CMS needs to acknowledge that insurers have financial incentives to deny coverage for expensive patients with pre-existing conditions. For nearly three years, we have repeatedly provided to CMS information about insurance company practices that are resulting in kidney patients losing coverage. The independent Medicare Rights Center laid out in its recent comment letter to CMS that there are circumstances where individual coverage is in a patient’s best interest. Denying such coverage can be harmful to patients. Many kidney patients also submitted comments detailing why an ACA plan was the better choice for them. CMS apparently ignored these comments despite repeated efforts from many organizations to provide a comprehensive view of the patient perspective.

We are deeply concerned that dropping from ACA plans those kidney patients who need charitable assistance is merely the opening salvo in insurers’ efforts to exclude kidney patients from other types of policies, as well as to exclude low-income patients with other chronic illnesses from coverage.
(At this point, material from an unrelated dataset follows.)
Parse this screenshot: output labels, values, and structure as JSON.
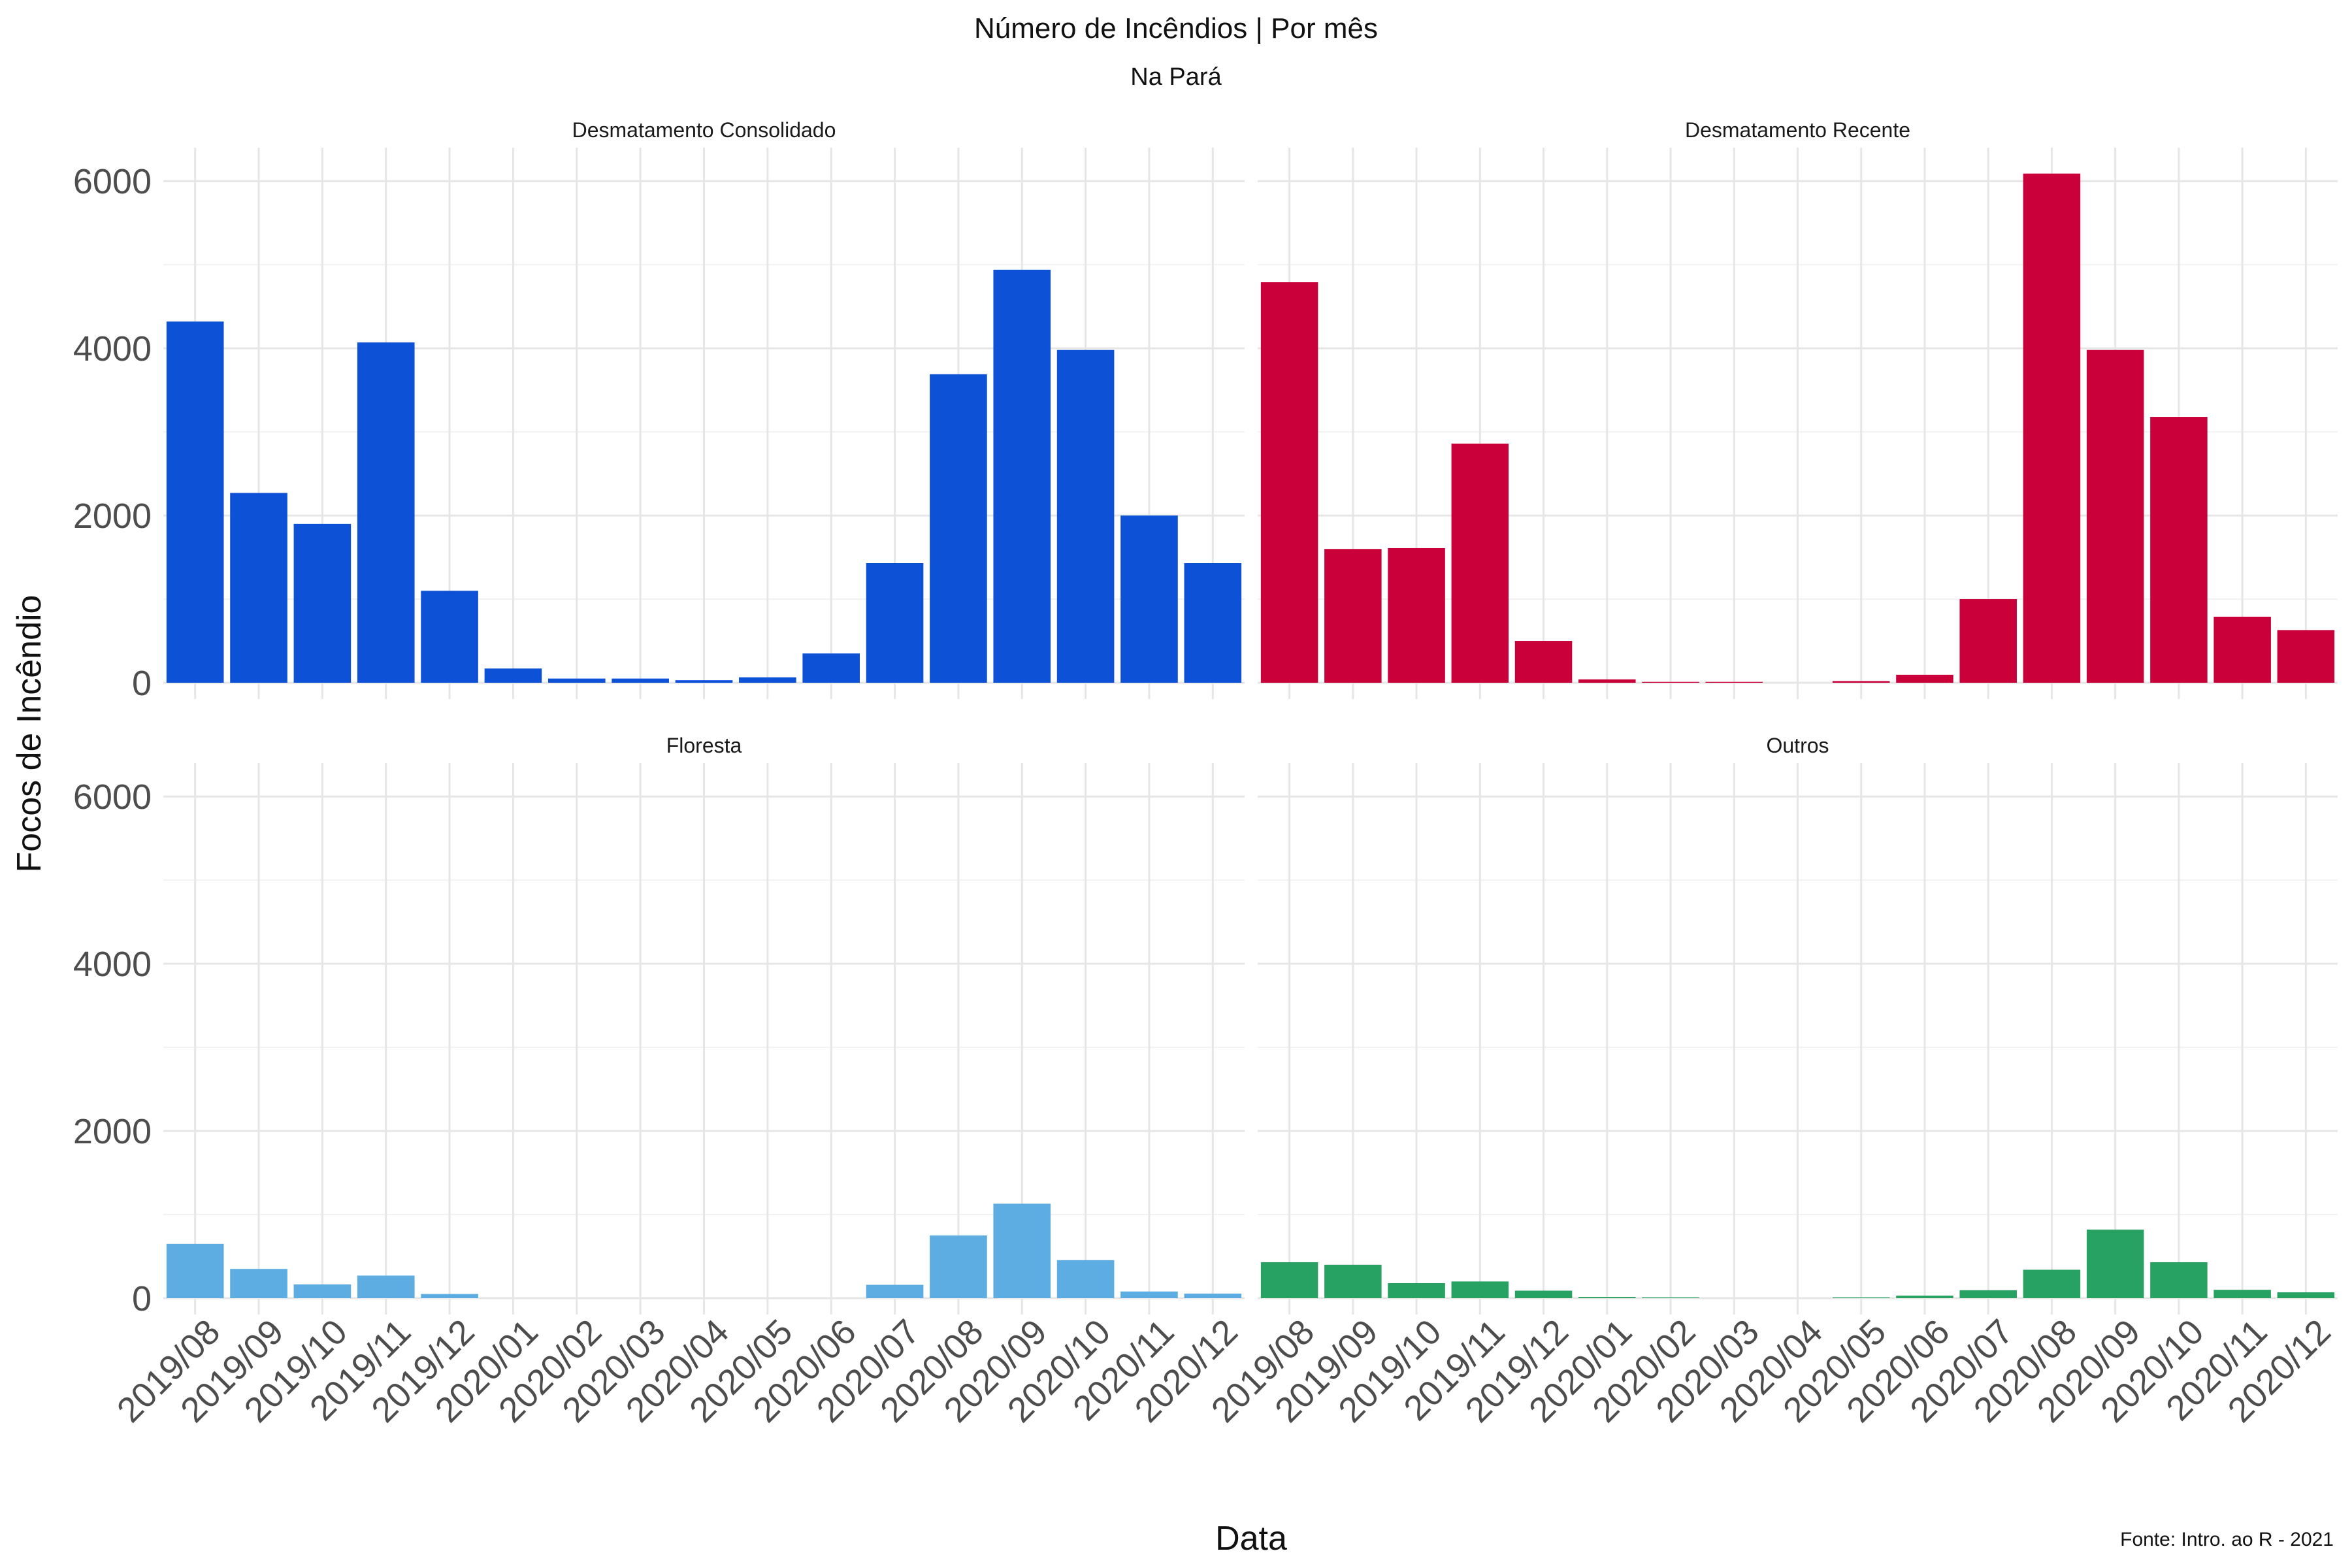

We have already seen some insurers refusing charitable premium payments from AKF for Medigap plans—a move that can cause great financial harm to patients.

We believe that CMS should protect ESRD patients in the same way that it protected low-income HIV/AIDS patients in 2014 when insurers tried to exclude them from Marketplace coverage by refusing payments from the Ryan White AIDS Program.

We further believe that a patient’s need for financial assistance should in no way disqualify him or her from any health insurance plan.

This action by CMS threatens to turn back the clock to a time when patients with pre-existing conditions could not get private health care coverage. We urge CMS to halt this one-sided effort to help insurance companies at the expense of kidney patients.

We will never stop fighting for the rights of kidney patients. We will continue working with regulators and lawmakers at the state and federal levels to ensure that patients can access the health insurance plan of their choice, even if they need help paying for it.